Monday, August 17, 2009

Word Problems

Starting from page 345 I got into Strategies and Practices part of the book, with the opening Chapter 10 of Word Problems. The first few blocks didn't impress me. Some silly principles described in writing -- it's more like something that every person should understand himself, but not learn about.

The picking numbers principles is useful, however, I found it pretty inappropriate for examples shown there -- they can be easier solved with plain math (0.8 * 1.3 -- is it something that is hard to calculate?).

Kaplan's 3 step method for word problems in data sufficiency questions looks absurd to me. Totally.

The Chapter 10 is over now with nothing useful taken. (Read: don't buy this book.)

The Chapter 11 is AWA. While they articulate that you need to learn how to type quickly, I'd be much happier if they would tell me "how quickly"? I'm pretty comfortable with keyboard, but I know people who go way crazier in typing.

Page 364 says that the length of essay is not a factor. However, I remember references to the fact, that the length of essay still rather important thing.

As always, a point of using transitional phrases, like first, therefore, since and for example.

As always, examples in this book really suck. The Analysis if an Issue one starts like they are going to tell me the process of writing an essay step by step (which is good, by the way), but suddenly they just come up with something that my essay might look like with a whole essay text shown.

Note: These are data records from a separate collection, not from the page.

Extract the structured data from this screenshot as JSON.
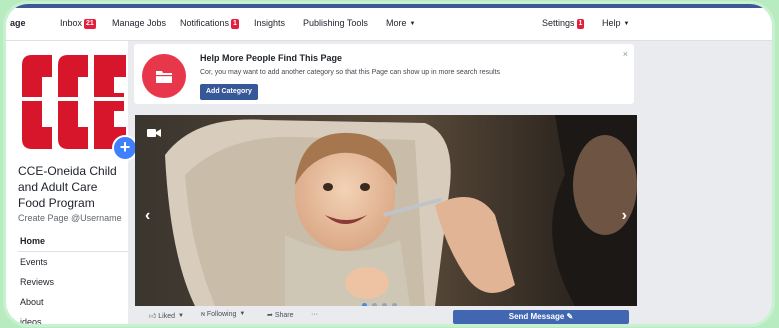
{
  "topnav": {
    "items": [
      {
        "label": "age",
        "active": true
      },
      {
        "label": "Inbox",
        "badge": "21"
      },
      {
        "label": "Manage Jobs"
      },
      {
        "label": "Notifications",
        "badge": "1"
      },
      {
        "label": "Insights"
      },
      {
        "label": "Publishing Tools"
      },
      {
        "label": "More"
      }
    ],
    "settings": {
      "label": "Settings",
      "badge": "1"
    },
    "help": {
      "label": "Help"
    }
  },
  "sidebar": {
    "logo_icon": "cce-logo",
    "page_name": "CCE-Oneida Child and Adult Care Food Program",
    "create_username": "Create Page @Username",
    "menu": [
      {
        "label": "Home",
        "active": true
      },
      {
        "label": "Events"
      },
      {
        "label": "Reviews"
      },
      {
        "label": "About"
      },
      {
        "label": "ideos"
      }
    ]
  },
  "notice": {
    "title": "Help More People Find This Page",
    "description": "Cor, you may want to add another category so that this Page can show up in more search results",
    "button": "Add Category",
    "close": "×"
  },
  "cover": {
    "prev": "‹",
    "next": "›",
    "slide_count": 4,
    "active_slide": 1
  },
  "actions": {
    "liked": "Liked",
    "following": "Following",
    "share": "Share",
    "more": "···",
    "send_message": "Send Message"
  },
  "colors": {
    "accent": "#3b5998",
    "button": "#4267b2",
    "badge": "#e41e3f",
    "logo_red": "#d7152b"
  }
}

The book says I should avoid opening sentences with there is or there are. I should mention I'm doing this quite often. ;) I also should not refer to myself needlessly. (Is this a really weak point?)

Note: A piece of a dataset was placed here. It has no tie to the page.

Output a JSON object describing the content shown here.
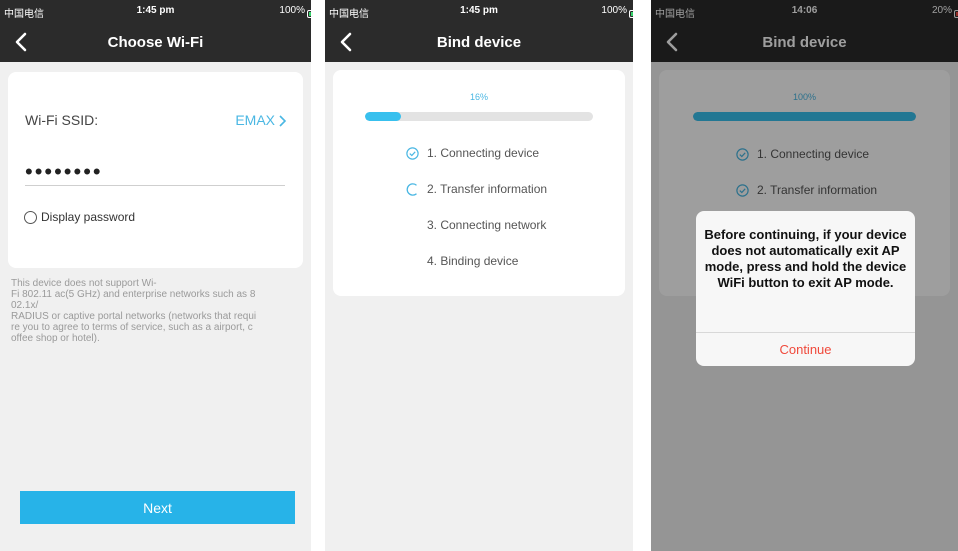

In Chapter 12, which is about taking control of the test, the authors raise the question of importance of answering the first questions correctly ..."on the GMAT, if you can get the first 10 questions right, you can get lots of later questions wrong and still score get a high percentile score". I believe this is one of the most arguable point of view about the GMAT. However, I don't know who's right here.

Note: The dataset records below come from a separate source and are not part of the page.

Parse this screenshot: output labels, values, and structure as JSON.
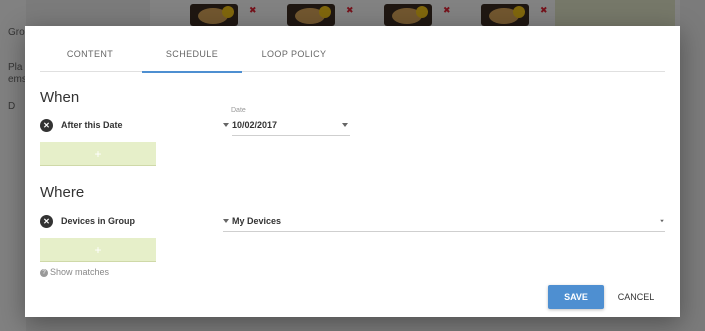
{
  "background": {
    "sidebar_rows": [
      "Gro",
      "Pla",
      "ems",
      "D"
    ]
  },
  "tabs": [
    {
      "label": "CONTENT"
    },
    {
      "label": "SCHEDULE"
    },
    {
      "label": "LOOP POLICY"
    }
  ],
  "active_tab": "SCHEDULE",
  "when": {
    "title": "When",
    "condition_label": "After this Date",
    "date_hint": "Date",
    "date_value": "10/02/2017",
    "add_label": "+"
  },
  "where": {
    "title": "Where",
    "condition_label": "Devices in Group",
    "group_value": "My Devices",
    "add_label": "+",
    "show_matches": "Show matches"
  },
  "actions": {
    "save": "SAVE",
    "cancel": "CANCEL"
  },
  "colors": {
    "accent": "#4e8fd1",
    "add_button": "#e6efc9"
  },
  "icons": [
    "remove-circle-icon",
    "caret-down-icon",
    "help-icon"
  ]
}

What I really like in the book is page 392. It's a sample GMAT practice test answer sheet, which you can scan and print in many copies for your own test process. It looks pretty nice, except I would prefer to see in a few different layouts, the one which is shown is very tied to original exam format, while I normally take about 40-50 questions per session, grouped by sections and the type of the questions, rarely mixed.

Page 400 opens up a full-length practice test. I run just through 25 questions of quantitative part. Hopefully will finish the rest later tonight or the first tomorrow morning. Wondering about the score.